ICT RDRB — Redelivered Rebalanced Price Range Explained
The RDRB is an advanced hidden PD Array that forms when price redelivers into a zone it previously created as a Fair Value Gap, then rebalances it. Understanding RDRB reveals institutional intent at key turning points.
The ICT Redelivered Rebalanced Price Range (RDRB) is one of the more nuanced concepts in ICT methodology — a hidden PD Array that forms when price creates a Fair Value Gap, later returns to rebalance (fill) that FVG, and then delivers price back through the same zone again. This redelivery through the previously rebalanced zone creates a specific structure that acts as a potent institutional level on all subsequent returns.
The RDRB Formation Sequence
The RDRB requires a specific three-part sequence. Part One: a Fair Value Gap forms from a displacement move. Part Two: price returns to that FVG and fully rebalances it — filling the entire gap from near edge to far edge. The FVG is now fully mitigated. Part Three: price delivers back through the zone where the FVG was. This redelivery through the previously mitigated FVG zone creates the RDRB — the zone now has a new type of institutional significance.
The logic: the original FVG represented an area of imbalance. When price returned and filled it, the imbalance was resolved. But when price then passes through the same zone again in the original direction, it is redelivering through a previously balanced range. Institutions who were waiting at the FVG have had their orders filled, and now the zone acts as a confirmed area of institutional participation — a more robust support or resistance than the original FVG because it has been tested and filled once already.

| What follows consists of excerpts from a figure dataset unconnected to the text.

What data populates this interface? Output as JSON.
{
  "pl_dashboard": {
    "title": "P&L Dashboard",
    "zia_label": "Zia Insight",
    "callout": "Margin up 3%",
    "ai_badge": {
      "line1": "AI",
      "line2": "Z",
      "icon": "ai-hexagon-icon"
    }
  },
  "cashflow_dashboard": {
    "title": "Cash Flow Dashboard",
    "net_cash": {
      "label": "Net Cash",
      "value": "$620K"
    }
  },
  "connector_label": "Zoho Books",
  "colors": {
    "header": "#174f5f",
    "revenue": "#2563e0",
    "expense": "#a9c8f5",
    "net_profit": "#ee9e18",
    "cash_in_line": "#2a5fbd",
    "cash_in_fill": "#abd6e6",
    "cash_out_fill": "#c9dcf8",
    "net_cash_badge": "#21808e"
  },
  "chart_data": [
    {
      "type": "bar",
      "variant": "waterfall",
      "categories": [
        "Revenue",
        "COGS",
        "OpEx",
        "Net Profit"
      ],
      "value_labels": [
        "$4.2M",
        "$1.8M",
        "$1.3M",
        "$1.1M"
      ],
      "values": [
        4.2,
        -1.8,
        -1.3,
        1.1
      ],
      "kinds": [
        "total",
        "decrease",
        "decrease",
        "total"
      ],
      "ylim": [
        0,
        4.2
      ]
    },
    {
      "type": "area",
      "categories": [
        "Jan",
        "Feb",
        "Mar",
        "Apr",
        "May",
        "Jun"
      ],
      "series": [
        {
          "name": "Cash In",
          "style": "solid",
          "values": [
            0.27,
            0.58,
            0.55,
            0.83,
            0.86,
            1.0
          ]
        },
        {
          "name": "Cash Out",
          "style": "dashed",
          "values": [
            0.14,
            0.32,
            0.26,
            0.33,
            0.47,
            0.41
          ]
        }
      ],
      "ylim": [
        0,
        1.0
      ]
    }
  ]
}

Identifying RDRB on Your Chart
- diamondMark all significant FVGs on your chart.
- diamondMonitor which FVGs get fully filled (price trades completely through the gap — both edges).
- diamondWhen a fully filled FVG is later revisited by price from the original direction (the direction of the displacement that created the FVG), mark this zone as an RDRB.

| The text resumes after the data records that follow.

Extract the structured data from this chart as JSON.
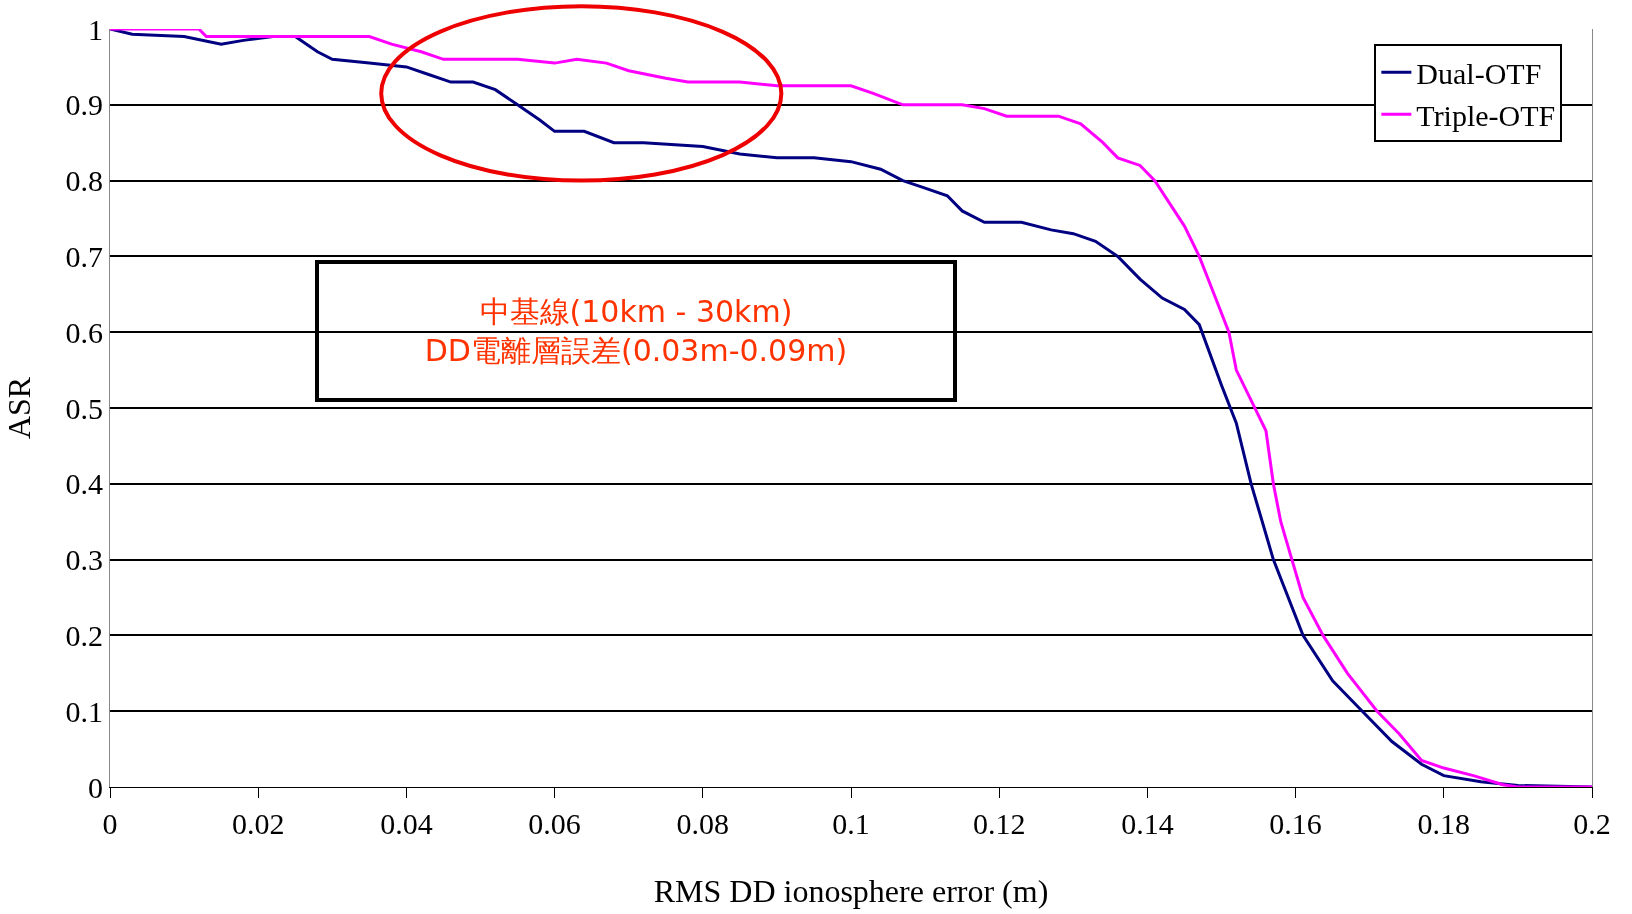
{
  "chart_data": {
    "type": "line",
    "xlabel": "RMS DD ionosphere error (m)",
    "ylabel": "ASR",
    "xlim": [
      0,
      0.2
    ],
    "xticks": [
      0,
      0.02,
      0.04,
      0.06,
      0.08,
      0.1,
      0.12,
      0.14,
      0.16,
      0.18,
      0.2
    ],
    "ylim": [
      0,
      1
    ],
    "yticks": [
      0,
      0.1,
      0.2,
      0.3,
      0.4,
      0.5,
      0.6,
      0.7,
      0.8,
      0.9,
      1
    ],
    "grid": "y",
    "legend": "top right",
    "marker": "none",
    "line_style": "solid",
    "annotations": [
      "中基線(10km - 30km)\nDD電離層誤差(0.03m-0.09m)"
    ],
    "series": [
      {
        "name": "Dual-OTF",
        "color": "#000080",
        "x": [
          0,
          0.003,
          0.01,
          0.015,
          0.018,
          0.022,
          0.025,
          0.028,
          0.03,
          0.035,
          0.04,
          0.043,
          0.046,
          0.049,
          0.052,
          0.055,
          0.058,
          0.06,
          0.064,
          0.068,
          0.072,
          0.08,
          0.085,
          0.09,
          0.095,
          0.1,
          0.104,
          0.107,
          0.11,
          0.113,
          0.115,
          0.118,
          0.123,
          0.127,
          0.13,
          0.133,
          0.136,
          0.139,
          0.142,
          0.145,
          0.147,
          0.15,
          0.152,
          0.154,
          0.157,
          0.161,
          0.165,
          0.169,
          0.173,
          0.177,
          0.18,
          0.185,
          0.19,
          0.2
        ],
        "values": [
          1.0,
          0.993,
          0.99,
          0.98,
          0.985,
          0.99,
          0.99,
          0.97,
          0.96,
          0.955,
          0.95,
          0.94,
          0.93,
          0.93,
          0.92,
          0.9,
          0.88,
          0.865,
          0.865,
          0.85,
          0.85,
          0.845,
          0.835,
          0.83,
          0.83,
          0.825,
          0.815,
          0.8,
          0.79,
          0.78,
          0.76,
          0.745,
          0.745,
          0.735,
          0.73,
          0.72,
          0.7,
          0.67,
          0.645,
          0.63,
          0.61,
          0.53,
          0.48,
          0.4,
          0.3,
          0.2,
          0.14,
          0.1,
          0.06,
          0.03,
          0.015,
          0.007,
          0.002,
          0
        ]
      },
      {
        "name": "Triple-OTF",
        "color": "#ff00ff",
        "x": [
          0,
          0.012,
          0.013,
          0.035,
          0.038,
          0.042,
          0.045,
          0.055,
          0.06,
          0.063,
          0.067,
          0.07,
          0.075,
          0.078,
          0.085,
          0.09,
          0.1,
          0.103,
          0.107,
          0.115,
          0.118,
          0.121,
          0.128,
          0.131,
          0.134,
          0.136,
          0.139,
          0.141,
          0.143,
          0.145,
          0.147,
          0.149,
          0.151,
          0.152,
          0.154,
          0.156,
          0.157,
          0.158,
          0.1595,
          0.161,
          0.1637,
          0.167,
          0.171,
          0.174,
          0.177,
          0.18,
          0.184,
          0.188,
          0.19,
          0.2
        ],
        "values": [
          1.0,
          1.0,
          0.99,
          0.99,
          0.98,
          0.97,
          0.96,
          0.96,
          0.955,
          0.96,
          0.955,
          0.945,
          0.935,
          0.93,
          0.93,
          0.925,
          0.925,
          0.915,
          0.9,
          0.9,
          0.895,
          0.885,
          0.885,
          0.875,
          0.85,
          0.83,
          0.82,
          0.8,
          0.77,
          0.74,
          0.7,
          0.65,
          0.6,
          0.55,
          0.51,
          0.47,
          0.4,
          0.35,
          0.3,
          0.25,
          0.2,
          0.15,
          0.1,
          0.07,
          0.035,
          0.025,
          0.015,
          0.003,
          0,
          0
        ]
      }
    ]
  }
}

- diamondThe RDRB zone is defined by the original FVG boundaries (the high of candle 1 and the low of candle 3, or vice versa for bearish).
- diamondTreat the RDRB zone as a PD Array element — look for entries within it when price returns with a lower timeframe reaction confirmation.

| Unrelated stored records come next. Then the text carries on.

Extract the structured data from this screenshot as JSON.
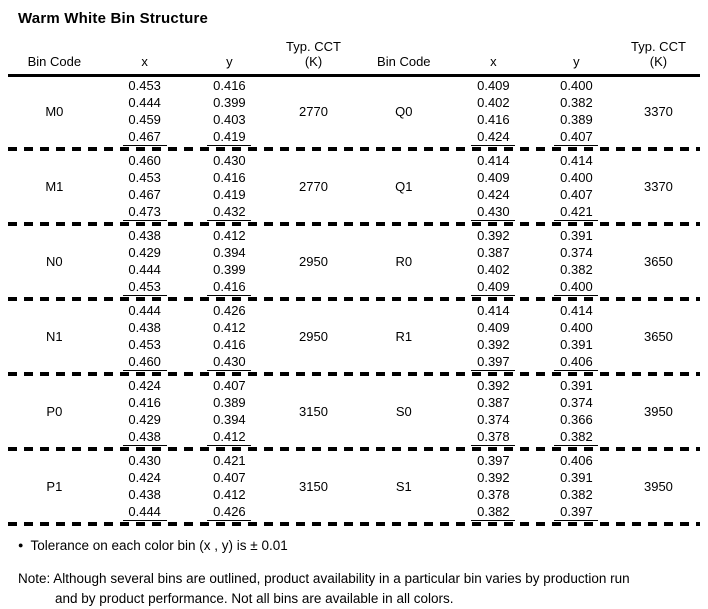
{
  "title": "Warm White Bin Structure",
  "table": {
    "headers": {
      "bin_code": "Bin Code",
      "x": "x",
      "y": "y",
      "cct_line1": "Typ. CCT",
      "cct_line2": "(K)"
    },
    "groups": [
      {
        "left": {
          "bin": "M0",
          "cct": "2770",
          "points": [
            [
              "0.453",
              "0.416"
            ],
            [
              "0.444",
              "0.399"
            ],
            [
              "0.459",
              "0.403"
            ],
            [
              "0.467",
              "0.419"
            ]
          ]
        },
        "right": {
          "bin": "Q0",
          "cct": "3370",
          "points": [
            [
              "0.409",
              "0.400"
            ],
            [
              "0.402",
              "0.382"
            ],
            [
              "0.416",
              "0.389"
            ],
            [
              "0.424",
              "0.407"
            ]
          ]
        }
      },
      {
        "left": {
          "bin": "M1",
          "cct": "2770",
          "points": [
            [
              "0.460",
              "0.430"
            ],
            [
              "0.453",
              "0.416"
            ],
            [
              "0.467",
              "0.419"
            ],
            [
              "0.473",
              "0.432"
            ]
          ]
        },
        "right": {
          "bin": "Q1",
          "cct": "3370",
          "points": [
            [
              "0.414",
              "0.414"
            ],
            [
              "0.409",
              "0.400"
            ],
            [
              "0.424",
              "0.407"
            ],
            [
              "0.430",
              "0.421"
            ]
          ]
        }
      },
      {
        "left": {
          "bin": "N0",
          "cct": "2950",
          "points": [
            [
              "0.438",
              "0.412"
            ],
            [
              "0.429",
              "0.394"
            ],
            [
              "0.444",
              "0.399"
            ],
            [
              "0.453",
              "0.416"
            ]
          ]
        },
        "right": {
          "bin": "R0",
          "cct": "3650",
          "points": [
            [
              "0.392",
              "0.391"
            ],
            [
              "0.387",
              "0.374"
            ],
            [
              "0.402",
              "0.382"
            ],
            [
              "0.409",
              "0.400"
            ]
          ]
        }
      },
      {
        "left": {
          "bin": "N1",
          "cct": "2950",
          "points": [
            [
              "0.444",
              "0.426"
            ],
            [
              "0.438",
              "0.412"
            ],
            [
              "0.453",
              "0.416"
            ],
            [
              "0.460",
              "0.430"
            ]
          ]
        },
        "right": {
          "bin": "R1",
          "cct": "3650",
          "points": [
            [
              "0.414",
              "0.414"
            ],
            [
              "0.409",
              "0.400"
            ],
            [
              "0.392",
              "0.391"
            ],
            [
              "0.397",
              "0.406"
            ]
          ]
        }
      },
      {
        "left": {
          "bin": "P0",
          "cct": "3150",
          "points": [
            [
              "0.424",
              "0.407"
            ],
            [
              "0.416",
              "0.389"
            ],
            [
              "0.429",
              "0.394"
            ],
            [
              "0.438",
              "0.412"
            ]
          ]
        },
        "right": {
          "bin": "S0",
          "cct": "3950",
          "points": [
            [
              "0.392",
              "0.391"
            ],
            [
              "0.387",
              "0.374"
            ],
            [
              "0.374",
              "0.366"
            ],
            [
              "0.378",
              "0.382"
            ]
          ]
        }
      },
      {
        "left": {
          "bin": "P1",
          "cct": "3150",
          "points": [
            [
              "0.430",
              "0.421"
            ],
            [
              "0.424",
              "0.407"
            ],
            [
              "0.438",
              "0.412"
            ],
            [
              "0.444",
              "0.426"
            ]
          ]
        },
        "right": {
          "bin": "S1",
          "cct": "3950",
          "points": [
            [
              "0.397",
              "0.406"
            ],
            [
              "0.392",
              "0.391"
            ],
            [
              "0.378",
              "0.382"
            ],
            [
              "0.382",
              "0.397"
            ]
          ]
        }
      }
    ]
  },
  "footnotes": {
    "bullet": "●",
    "tolerance": "Tolerance on each color bin (x , y) is ± 0.01",
    "note_line1": "Note: Although several bins are outlined, product availability in a particular bin varies by production run",
    "note_line2": "and by product performance. Not all bins are available in all colors."
  }
}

RDRB Compared to Standard FVG
A standard FVG is an active imbalance awaiting its first fill. An RDRB is a previously filled imbalance that is being re-engaged. The standard FVG has a single layer of institutional significance — the unfilled orders from the displacement. The RDRB has a double layer — the original institutional significance of the FVG plus the additional significance of having been fully rebalanced (meaning institutions confirmed their presence there by filling it) and then re-approached.
Trading the RDRB
RDRB entries follow the same confirmation model as other PD Arrays. When price enters the RDRB zone, switch to the lower timeframe and look for a displacement and FVG forming within the RDRB zone. Enter at the CE of the lower timeframe FVG. Stop: beyond the RDRB zone. Target: the next external liquidity pool.
RDRBs are most powerful on the 1-hour and 4-hour timeframes, where the original FVG was significant enough to represent genuine institutional imbalance. A 1-minute FVG that fills and then creates an RDRB carries far less weight. Always contextualize the RDRB by the timeframe significance of the original FVG.